News of a pigeon culling spree in Vittoriosa, planned for Thursday, was welcomed by some Vittoriosa residents but caused ripples of anger across social media.

Mayor John Boxall told this newspaper last week that, following in the footsteps of other localities – including St Julian’s, Sliema and Balzan, among others – the council had decided it was time to shoot the pigeons that “invaded” parts of the city.

Ms Kirmond said the Vittoriosa council was resorting to a “useless and cruel cull” that would only help rejuvenate the pigeon population by removing older, non-breeding birds.

READ: Pigeon cull planned for Vittoriosa

The local council, she said, should study the situation and its implications further and do things the right way instead of using other “local councils’ blunders as a premise”.

Ms Kirmond noted that the Animal Right Coalition last year listed a series of alternative measures to deter pigeons, which recommendations had been forwarded to all local councils. These include the anti-roosting spike and bird barriers that barred pigeons from ventilating shafts, where they eventually nested.
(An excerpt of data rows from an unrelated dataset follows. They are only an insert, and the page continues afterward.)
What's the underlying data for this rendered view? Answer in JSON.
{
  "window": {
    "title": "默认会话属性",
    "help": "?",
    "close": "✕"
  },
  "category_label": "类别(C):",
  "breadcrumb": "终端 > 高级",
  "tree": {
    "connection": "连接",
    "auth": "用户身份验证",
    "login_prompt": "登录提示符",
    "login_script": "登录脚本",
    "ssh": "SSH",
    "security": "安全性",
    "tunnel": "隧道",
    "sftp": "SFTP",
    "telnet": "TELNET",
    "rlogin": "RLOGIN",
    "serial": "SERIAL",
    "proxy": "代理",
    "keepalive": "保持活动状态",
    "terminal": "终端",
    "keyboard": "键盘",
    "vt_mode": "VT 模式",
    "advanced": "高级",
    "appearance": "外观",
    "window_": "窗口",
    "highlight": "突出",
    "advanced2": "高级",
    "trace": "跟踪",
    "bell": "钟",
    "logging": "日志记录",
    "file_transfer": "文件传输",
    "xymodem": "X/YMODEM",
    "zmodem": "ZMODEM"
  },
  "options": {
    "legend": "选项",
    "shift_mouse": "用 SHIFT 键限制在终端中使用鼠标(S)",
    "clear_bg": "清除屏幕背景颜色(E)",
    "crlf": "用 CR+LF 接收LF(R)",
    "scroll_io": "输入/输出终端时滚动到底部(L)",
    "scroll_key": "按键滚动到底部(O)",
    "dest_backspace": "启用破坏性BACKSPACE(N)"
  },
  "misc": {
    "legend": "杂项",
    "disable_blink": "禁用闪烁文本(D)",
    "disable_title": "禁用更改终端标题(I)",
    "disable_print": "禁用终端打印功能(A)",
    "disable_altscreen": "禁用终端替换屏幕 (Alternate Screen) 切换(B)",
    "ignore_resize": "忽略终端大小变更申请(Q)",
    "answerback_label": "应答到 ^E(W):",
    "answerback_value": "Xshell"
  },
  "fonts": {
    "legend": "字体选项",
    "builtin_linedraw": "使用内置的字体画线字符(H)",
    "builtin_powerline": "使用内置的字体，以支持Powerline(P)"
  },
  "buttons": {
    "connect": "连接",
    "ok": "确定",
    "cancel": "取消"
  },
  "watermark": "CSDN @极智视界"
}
However, the most simple and effective way remained ensuring that roads were kept free of litter and food that pigeons could feed on.

Pigeons bred less or not at all if food was not available.

Another person protesting the culling, Mikel St John, from Animal Protectors Malta, is urging people to join him in Vittoriosa on Thursday and take pictures and footage of the shooting.

He said he would be sending such visual material to the foreign media.

Mr St John wondered how many laws such culling would be breaking, including the Animal Welfare Act, which stated that “animals are sentient beings”.

Mr St John told the Times of Malta that when pigeon culling took place in Malta in the past some of the shot birds fell in the sea and in people’s balconies.

Others did not die immediately and were “thrown away still alive in garbage bags, where they suffocated”.

“Why don’t we use methods that other countries use, such as contraceptive feed? If the authorities believe that pigeons carry diseases, how is it that letting them fall dead on people’s roofs and balconies is considered hygienic?” he asked.